For a city still recovering from a mass shooting in 2023 that killed 18 people and injured 13 others, the president’s attack opened new, emotional wounds. But despite their anger, several Somalis said, they continue to believe in the promise of America.

“I don’t think Trump’s comments reflect the majority of Americans,” said Abas Shidad, 21, after leading a dozen boys, ages 6 to 10, in prayer and religious instruction at the mosque.

But he is concerned that the rhetoric could endanger Somalis living in rural areas of the country, where Trump is more popular. “He’s going out of his way to incite violence,” Shidad said.

Many Somali American citizens in Lewiston, fearful of being stopped by federal immigration agents, now make sure they carry their passports in public, Saciid-Ciise said.

Her 63-year-old mother, Shukri Abasheikh, sat in the popular store she opened in 2006 and scoffed at Trump’s assertion that Somali immigrants do not work hard.

“I work 8 a.m. to 8 p.m., seven days a week,” said the mother of eight children. “My first job here? I was a janitor at Lewiston High School.”

Customers called her “Mama” as they walked in to buy Somali food, chat about local events, and reconnect in a store awash with fresh foods such as tomatoes, peppers, and onions. Colorful hijabs, or women’s head coverings, adorned the faces of smiling mannequins.
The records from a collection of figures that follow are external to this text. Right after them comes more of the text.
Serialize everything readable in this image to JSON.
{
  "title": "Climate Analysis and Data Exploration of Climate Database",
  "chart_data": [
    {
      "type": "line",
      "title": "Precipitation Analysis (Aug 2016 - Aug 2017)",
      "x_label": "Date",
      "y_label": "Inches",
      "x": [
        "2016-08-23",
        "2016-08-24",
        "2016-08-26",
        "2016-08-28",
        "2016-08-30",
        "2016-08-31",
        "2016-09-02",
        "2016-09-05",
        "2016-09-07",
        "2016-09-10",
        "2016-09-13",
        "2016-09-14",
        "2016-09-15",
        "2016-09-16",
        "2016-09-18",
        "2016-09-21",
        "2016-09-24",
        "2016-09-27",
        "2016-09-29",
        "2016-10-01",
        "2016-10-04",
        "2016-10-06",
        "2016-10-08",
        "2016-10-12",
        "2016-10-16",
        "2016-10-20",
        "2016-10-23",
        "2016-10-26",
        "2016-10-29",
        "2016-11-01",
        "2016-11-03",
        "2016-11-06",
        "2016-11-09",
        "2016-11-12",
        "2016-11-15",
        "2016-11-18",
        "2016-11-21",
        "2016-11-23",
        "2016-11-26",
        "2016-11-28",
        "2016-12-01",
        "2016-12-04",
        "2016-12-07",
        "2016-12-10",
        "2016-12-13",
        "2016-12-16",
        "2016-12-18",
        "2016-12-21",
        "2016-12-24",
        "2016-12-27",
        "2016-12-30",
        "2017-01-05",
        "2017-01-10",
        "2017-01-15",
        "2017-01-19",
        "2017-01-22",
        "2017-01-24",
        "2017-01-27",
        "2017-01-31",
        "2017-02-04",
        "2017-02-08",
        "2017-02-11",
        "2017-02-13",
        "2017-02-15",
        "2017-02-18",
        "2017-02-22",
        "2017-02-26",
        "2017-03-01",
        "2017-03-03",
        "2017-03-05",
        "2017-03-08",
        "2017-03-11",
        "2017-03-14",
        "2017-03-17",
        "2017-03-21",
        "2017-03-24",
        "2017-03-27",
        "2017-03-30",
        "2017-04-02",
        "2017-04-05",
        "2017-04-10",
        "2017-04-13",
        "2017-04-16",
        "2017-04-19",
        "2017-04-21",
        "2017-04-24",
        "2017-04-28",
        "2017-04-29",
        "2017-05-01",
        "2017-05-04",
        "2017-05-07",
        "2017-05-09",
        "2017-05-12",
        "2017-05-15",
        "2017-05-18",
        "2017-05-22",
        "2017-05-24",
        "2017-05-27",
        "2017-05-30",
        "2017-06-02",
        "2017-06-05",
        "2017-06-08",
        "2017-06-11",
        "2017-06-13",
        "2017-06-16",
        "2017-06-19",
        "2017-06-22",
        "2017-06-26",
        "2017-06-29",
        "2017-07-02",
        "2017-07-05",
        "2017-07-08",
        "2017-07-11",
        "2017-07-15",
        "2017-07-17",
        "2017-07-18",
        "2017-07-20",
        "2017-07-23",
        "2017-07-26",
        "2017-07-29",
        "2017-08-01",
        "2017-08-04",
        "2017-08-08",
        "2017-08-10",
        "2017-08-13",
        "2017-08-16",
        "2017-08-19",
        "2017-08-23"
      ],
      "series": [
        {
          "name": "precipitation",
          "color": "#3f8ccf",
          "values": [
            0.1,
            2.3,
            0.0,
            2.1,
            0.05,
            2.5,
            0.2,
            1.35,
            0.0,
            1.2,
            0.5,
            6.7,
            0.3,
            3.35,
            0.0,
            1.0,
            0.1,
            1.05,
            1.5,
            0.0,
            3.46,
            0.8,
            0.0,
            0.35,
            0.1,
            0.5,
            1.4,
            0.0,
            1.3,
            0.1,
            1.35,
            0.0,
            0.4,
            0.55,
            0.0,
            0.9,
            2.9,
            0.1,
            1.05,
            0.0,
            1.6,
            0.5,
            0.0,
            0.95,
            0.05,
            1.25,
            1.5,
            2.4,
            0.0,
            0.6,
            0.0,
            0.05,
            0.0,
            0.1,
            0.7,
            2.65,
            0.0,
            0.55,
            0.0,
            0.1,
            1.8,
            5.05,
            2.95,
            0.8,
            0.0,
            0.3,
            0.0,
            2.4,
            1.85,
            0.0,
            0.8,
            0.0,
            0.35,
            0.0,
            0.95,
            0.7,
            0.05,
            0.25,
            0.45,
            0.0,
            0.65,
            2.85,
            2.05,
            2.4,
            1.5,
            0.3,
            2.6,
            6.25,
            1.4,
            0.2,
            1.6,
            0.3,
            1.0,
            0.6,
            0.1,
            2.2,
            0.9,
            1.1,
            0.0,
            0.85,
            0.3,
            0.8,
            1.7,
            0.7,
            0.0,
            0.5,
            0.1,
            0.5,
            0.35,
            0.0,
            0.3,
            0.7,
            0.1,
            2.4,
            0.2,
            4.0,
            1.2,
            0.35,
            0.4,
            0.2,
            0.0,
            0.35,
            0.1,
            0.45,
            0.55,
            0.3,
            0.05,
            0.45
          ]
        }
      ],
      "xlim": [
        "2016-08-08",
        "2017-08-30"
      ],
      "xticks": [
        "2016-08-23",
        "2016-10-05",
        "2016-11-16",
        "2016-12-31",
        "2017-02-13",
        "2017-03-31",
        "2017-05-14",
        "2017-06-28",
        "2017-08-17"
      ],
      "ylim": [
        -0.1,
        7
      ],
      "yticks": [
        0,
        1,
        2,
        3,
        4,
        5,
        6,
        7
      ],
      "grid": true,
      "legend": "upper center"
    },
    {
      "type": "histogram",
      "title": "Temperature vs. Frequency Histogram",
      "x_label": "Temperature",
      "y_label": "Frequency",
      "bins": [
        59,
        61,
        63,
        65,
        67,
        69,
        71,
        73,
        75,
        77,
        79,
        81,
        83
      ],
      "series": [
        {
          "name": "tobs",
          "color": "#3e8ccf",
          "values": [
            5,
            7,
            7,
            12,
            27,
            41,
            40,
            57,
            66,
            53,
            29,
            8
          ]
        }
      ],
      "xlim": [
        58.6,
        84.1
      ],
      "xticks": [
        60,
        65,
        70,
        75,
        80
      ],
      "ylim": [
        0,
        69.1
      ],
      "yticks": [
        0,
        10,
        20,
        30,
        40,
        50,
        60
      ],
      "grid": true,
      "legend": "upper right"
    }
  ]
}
Abdirizak Mahamoud, a scarf around his neck, stepped inside from sub-freezing weather on Lisbon Street. Mahamoud said he arrived in Lewiston in 2002, graduated from the University of Southern Maine, and has always regarded the United States as a beacon of human rights.

Trump’s tirade, he said, is the antithesis of that worldview.

“Send Somalis back? Why? That’s not the American ethic,” Mahamoud said. “Racists are not supposed to lead in this country. Where are the good Americans? We want them to stand up and say. ‘No, we don’t accept that.’ ”

Nearby, self-employed Mumina Isse echoed her community’s anger and bewilderment.

“He called us trash, but I’m working day and night and sleeping maybe five to six hours,” said Isse, a US citizen who emigrated here 30 years ago.

“But I am an American,” she added. “Nobody can change that.”